God is My Pilot: Navigating Adult Life

To anyone who may be reading this: it's been a while since I have word vomited parts of my life experiences, but my thoughts have been collecting, one-by-one, and now is a good time to organize all my brain files in the form of words. As I little girl, I remember idolizing adulthood, as many children do. I wanted so bad to make my own rules, be independent, and live on my own. I wanted to be able to drive when ever and wherever I wanted, and make my own money. At this point I also still believed that writing checks was a magical form of free money. Boy do I wish that were true! I have boxes and boxes of dusty checks. I digress.

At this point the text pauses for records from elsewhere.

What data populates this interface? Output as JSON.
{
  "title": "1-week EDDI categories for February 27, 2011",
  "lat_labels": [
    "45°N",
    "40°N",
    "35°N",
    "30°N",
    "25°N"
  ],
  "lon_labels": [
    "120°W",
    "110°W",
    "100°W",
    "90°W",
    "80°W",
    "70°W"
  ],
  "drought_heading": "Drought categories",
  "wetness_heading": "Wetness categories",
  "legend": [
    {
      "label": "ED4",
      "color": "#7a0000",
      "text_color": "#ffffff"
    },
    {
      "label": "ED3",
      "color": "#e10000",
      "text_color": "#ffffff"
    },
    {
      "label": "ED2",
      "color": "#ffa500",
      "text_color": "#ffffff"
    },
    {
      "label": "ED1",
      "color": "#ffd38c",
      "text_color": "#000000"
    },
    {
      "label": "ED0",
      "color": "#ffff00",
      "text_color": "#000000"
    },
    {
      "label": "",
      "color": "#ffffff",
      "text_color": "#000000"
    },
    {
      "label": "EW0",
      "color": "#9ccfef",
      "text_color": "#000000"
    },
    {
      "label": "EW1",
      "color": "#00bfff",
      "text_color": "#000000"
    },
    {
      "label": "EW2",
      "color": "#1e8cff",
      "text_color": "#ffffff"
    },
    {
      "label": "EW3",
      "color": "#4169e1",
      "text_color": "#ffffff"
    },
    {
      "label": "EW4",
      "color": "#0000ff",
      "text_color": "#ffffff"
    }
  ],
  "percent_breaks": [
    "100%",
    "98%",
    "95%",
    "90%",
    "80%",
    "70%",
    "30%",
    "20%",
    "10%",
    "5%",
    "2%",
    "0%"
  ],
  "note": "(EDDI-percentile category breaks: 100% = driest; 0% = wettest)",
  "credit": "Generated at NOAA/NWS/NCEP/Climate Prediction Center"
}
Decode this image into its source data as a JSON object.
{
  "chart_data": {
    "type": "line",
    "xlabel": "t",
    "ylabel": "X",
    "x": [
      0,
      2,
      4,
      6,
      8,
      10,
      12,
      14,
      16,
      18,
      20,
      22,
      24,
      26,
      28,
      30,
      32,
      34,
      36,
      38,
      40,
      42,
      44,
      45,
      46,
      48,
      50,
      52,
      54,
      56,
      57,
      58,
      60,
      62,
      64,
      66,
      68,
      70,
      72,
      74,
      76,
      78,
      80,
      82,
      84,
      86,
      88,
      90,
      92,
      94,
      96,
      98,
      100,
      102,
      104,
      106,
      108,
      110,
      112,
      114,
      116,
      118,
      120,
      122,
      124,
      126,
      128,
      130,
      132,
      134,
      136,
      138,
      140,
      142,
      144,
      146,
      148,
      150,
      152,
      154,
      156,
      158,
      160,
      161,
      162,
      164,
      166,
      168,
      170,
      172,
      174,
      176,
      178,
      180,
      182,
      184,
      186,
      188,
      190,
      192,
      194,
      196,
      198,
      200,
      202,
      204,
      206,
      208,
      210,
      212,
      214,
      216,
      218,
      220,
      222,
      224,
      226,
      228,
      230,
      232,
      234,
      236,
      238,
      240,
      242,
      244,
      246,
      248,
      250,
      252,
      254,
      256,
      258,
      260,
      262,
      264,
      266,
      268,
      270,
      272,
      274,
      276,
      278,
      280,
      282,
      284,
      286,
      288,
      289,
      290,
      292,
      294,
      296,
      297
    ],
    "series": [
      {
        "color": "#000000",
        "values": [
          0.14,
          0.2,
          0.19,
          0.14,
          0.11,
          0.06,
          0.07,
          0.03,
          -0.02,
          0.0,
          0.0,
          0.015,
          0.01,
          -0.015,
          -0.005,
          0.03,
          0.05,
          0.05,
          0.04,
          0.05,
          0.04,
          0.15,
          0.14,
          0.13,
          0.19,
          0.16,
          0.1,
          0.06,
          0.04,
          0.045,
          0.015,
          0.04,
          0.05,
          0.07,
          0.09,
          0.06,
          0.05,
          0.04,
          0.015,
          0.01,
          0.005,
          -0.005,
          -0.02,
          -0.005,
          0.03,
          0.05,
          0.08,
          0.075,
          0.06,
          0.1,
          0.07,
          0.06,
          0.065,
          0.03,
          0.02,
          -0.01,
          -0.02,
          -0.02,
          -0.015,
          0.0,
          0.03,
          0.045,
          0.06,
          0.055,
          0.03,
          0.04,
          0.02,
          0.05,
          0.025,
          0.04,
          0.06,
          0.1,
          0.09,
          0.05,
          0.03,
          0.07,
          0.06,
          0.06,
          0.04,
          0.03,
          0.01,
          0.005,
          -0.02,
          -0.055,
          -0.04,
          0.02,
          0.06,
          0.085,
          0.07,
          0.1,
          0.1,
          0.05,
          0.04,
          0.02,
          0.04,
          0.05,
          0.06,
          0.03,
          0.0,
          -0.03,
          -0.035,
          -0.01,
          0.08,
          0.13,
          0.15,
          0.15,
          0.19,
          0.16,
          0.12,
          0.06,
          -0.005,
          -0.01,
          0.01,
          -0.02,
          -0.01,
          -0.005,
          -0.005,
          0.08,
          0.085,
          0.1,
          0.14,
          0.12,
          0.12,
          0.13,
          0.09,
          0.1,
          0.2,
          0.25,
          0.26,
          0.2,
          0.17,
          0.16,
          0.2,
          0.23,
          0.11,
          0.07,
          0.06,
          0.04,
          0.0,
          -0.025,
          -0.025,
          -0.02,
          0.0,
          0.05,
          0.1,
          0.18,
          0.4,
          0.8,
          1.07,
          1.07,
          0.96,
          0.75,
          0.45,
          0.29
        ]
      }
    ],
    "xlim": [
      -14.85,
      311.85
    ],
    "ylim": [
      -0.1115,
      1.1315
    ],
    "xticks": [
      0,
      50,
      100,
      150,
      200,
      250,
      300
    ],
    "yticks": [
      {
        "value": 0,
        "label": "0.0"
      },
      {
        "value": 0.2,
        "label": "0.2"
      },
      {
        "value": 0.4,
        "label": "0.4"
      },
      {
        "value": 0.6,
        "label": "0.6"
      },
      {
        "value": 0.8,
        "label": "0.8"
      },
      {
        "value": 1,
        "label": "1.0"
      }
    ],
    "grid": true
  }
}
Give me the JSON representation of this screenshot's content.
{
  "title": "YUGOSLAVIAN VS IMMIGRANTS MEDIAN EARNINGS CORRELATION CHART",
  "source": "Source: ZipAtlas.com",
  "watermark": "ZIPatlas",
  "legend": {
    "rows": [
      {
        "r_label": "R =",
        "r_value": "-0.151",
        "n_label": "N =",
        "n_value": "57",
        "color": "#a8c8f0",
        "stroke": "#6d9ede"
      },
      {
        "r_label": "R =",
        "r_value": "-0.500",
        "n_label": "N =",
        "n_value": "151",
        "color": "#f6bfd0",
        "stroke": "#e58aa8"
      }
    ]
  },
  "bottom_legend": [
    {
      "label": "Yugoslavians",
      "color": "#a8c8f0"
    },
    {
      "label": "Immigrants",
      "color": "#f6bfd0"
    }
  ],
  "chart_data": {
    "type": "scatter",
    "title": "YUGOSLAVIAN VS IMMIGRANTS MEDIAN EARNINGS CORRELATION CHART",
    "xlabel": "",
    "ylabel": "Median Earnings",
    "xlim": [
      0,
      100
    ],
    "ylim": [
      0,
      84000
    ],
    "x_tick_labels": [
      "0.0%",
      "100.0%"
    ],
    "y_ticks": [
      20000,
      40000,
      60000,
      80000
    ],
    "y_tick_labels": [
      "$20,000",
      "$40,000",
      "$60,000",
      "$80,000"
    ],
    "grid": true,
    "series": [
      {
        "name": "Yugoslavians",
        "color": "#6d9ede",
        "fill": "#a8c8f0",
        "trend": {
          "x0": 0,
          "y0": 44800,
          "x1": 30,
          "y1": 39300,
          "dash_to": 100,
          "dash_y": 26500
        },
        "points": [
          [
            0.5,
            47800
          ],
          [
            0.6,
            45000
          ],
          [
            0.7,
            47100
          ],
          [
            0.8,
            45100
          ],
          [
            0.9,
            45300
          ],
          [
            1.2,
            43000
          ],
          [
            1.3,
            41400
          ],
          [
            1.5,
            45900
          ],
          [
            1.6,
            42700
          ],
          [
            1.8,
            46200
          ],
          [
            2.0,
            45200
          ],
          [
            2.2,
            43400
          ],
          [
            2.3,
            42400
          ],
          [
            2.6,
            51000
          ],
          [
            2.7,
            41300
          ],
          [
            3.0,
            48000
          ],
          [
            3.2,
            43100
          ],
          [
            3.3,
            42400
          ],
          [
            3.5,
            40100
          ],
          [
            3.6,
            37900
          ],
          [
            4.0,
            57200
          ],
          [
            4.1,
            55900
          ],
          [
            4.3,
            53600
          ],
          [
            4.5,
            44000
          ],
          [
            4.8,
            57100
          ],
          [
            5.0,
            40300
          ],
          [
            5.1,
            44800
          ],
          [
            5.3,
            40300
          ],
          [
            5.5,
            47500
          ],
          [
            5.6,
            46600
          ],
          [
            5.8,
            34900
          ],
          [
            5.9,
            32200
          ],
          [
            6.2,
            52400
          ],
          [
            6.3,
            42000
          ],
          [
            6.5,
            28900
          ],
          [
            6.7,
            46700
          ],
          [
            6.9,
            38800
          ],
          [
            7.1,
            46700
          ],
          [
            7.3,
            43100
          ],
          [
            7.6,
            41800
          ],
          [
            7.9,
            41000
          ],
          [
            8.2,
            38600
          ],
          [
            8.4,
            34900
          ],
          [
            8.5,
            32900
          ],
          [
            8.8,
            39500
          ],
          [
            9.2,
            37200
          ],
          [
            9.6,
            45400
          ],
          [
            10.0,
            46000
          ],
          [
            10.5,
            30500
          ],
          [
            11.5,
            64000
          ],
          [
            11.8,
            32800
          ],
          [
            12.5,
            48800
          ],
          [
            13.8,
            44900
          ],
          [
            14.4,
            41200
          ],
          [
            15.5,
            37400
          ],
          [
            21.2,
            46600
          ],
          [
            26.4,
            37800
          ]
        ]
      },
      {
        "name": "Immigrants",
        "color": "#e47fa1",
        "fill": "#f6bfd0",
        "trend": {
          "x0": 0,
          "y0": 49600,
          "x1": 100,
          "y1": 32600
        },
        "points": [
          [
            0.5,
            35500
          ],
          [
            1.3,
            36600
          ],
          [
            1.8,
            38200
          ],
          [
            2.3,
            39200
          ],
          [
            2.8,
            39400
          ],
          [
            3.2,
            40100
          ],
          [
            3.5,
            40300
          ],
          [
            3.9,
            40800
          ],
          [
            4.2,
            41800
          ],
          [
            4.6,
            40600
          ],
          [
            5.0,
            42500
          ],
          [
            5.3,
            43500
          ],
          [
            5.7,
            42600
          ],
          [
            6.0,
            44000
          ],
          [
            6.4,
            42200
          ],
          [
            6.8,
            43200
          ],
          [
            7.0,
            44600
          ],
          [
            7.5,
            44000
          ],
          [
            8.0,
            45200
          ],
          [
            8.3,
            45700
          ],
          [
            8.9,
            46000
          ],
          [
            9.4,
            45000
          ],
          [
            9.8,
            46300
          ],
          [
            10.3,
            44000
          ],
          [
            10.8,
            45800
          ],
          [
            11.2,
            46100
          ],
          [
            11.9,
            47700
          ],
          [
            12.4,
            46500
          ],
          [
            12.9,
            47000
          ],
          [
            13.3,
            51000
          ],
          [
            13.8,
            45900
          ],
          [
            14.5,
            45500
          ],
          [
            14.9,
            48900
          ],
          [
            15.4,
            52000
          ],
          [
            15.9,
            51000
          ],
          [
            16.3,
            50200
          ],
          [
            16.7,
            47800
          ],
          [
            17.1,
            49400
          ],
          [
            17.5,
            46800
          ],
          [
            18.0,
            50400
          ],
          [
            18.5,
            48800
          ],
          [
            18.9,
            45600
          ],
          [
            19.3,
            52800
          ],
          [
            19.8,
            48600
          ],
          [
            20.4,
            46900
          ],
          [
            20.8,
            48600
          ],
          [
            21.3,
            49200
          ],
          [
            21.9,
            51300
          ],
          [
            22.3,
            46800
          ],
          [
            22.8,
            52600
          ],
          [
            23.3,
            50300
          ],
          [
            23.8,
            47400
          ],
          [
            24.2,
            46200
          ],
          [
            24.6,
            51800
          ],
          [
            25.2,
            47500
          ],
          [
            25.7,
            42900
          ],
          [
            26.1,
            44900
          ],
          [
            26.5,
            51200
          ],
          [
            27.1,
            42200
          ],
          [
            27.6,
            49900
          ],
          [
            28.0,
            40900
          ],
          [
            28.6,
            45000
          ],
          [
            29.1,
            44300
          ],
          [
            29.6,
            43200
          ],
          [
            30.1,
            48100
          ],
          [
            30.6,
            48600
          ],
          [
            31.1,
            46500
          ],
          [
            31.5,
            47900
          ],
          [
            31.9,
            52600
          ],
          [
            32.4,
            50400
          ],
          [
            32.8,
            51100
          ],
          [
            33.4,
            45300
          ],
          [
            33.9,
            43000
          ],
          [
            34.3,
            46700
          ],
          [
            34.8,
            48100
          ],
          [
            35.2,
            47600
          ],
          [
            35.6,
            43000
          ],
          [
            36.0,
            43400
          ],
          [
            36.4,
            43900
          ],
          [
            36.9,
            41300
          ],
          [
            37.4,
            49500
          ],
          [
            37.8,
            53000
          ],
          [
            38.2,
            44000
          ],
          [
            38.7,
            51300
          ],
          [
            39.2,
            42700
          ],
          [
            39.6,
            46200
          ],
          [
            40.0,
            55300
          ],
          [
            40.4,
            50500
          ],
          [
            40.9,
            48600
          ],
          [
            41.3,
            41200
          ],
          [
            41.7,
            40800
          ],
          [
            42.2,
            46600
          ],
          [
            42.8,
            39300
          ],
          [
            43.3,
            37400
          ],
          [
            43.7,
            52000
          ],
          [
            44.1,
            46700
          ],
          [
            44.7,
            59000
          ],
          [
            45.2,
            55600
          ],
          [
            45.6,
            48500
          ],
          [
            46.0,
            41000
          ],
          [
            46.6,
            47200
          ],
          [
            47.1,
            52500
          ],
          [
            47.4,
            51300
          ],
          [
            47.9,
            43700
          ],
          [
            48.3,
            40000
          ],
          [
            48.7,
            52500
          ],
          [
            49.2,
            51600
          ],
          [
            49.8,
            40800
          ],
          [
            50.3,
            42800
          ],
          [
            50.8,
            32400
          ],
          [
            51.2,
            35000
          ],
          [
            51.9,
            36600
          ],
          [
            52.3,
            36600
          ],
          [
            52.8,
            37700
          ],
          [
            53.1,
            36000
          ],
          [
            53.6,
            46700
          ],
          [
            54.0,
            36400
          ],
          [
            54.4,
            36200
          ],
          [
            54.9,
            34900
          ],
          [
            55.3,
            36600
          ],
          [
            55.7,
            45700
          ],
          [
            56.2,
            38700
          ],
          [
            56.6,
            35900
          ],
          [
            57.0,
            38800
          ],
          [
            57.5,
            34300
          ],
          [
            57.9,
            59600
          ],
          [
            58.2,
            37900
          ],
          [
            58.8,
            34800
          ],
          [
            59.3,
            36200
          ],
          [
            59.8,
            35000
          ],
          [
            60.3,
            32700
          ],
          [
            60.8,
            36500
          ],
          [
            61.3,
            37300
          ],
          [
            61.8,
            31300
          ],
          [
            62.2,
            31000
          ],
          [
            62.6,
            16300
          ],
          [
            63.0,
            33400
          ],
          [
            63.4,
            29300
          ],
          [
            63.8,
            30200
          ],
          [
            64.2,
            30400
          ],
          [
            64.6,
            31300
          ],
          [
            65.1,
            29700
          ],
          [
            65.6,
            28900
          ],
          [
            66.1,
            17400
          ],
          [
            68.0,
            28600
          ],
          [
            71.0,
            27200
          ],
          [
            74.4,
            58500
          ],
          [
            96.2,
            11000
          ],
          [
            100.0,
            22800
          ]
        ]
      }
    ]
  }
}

 Growing up, my parents taught my siblings and I responsibility, both with money and household management, and I do believe they did a good job of portraying a realistic view. However, how to "adult" is not really something that can be understood until it is experienced. Fast forward many years later: I am now graduated from college, moved to a new location with my first full time job, paying bills, and honestly, loving life.When people discuss growing up, two extremes can exist in the common stream of thought. Some can't leave their childish ways of thinking behind, and still see adulthood as this utopia of free money and un-restricted independence. These people usually end up back in their parents basement or in prison by the way. Others portray "adulting" as something to dread. UGH bills, and debt, and responsibility, and can I just run away now? 

If I were completely honest, I definitely identify more with the second way of thinking. As I was finishing up school, I was filled with anxious questions about the future. Where will I live? Will I find a job? OMGoodness student loan payments are due in a few months, what happens if I can't find a job? As the summer begin, the anxiety increased, and turned from anxious thoughts to full-on hyper anxiety/feeling like a complete failure. I sent out over a hundred job applications with little-to-no reply and the more time passed, the less confident and motivated I felt in my job searching process. Not to mention the immense pressure I was putting on my self, and that others were unintentionally putting on me in trying to be helpful. 

The summer was ending. I was literally at a crossroads, and really kinda felt sucky about myself and my abilities. One day, I received an email about scheduling a phone interview for the next week. From the moment I received that email a great feeling of peace washed over me. I did not want to get my hopes up, but it did feel like God was giving me a great big wink and saying, "don't worry, I got you." The phone interview went great, and I was invited to Jacksonville for an in-person interview. Normally interviews make me very nervous, but once again I felt God's reassurance and at this point I didn't have much to lose. From the moment I walked through the doors at IKEA's temp office, I felt right at home, and honestly felt very confident that I was the perfect candidate for this position. That is a feeling I have never had before, and can only be explained by the interference of a higher power. 

After the confirmation of my employment, I was given about three weeks to move here, and get settled. I was elated about my new job, and that I would still only be a few hours away from home. the race was on to find a place to live, a church family, and figure out all the details in moving and beginning my new job. My demeanor completely changed, almost over night, and though I knew I was about to move somewhere where I knew absolutely no one, and didn't even have a place to stay, God walked with me, hand in hand, and literally provided everything I could need and so much more.  I was blessed to be in contact with a great church family, who went out of their way to find a place for me to temporary place to stay, just days before I was to arrive, and also now a more permanent place to stay. Somehow, I was given the money needed to fix all the "little emergencies" with my car before coming. The AC compressor went out, the turn signals stopped working, my sunroof broke, my oil needed changing, my power windows didn't work, etc. etc. All of these situations were stressful, but not once did it feel like I was not provided for by my Heavenly Father.

 My eyes have been opened and I am humbled every day when I think about how everything fell into place. I don't want to give the impression that everything about this transition process has come easily; there have most certainly been challenges and insecurities along the way. However, God in his sovereignty has been there every step of the way, and that's why today I can say that I truly am loving and embracing this new life God has blessed me with. My thoughts are continuing to bubble over, but words can never fully express how it feels to be starting my own life, with God as the pilot. I'm excited to see where life's journey takes me next.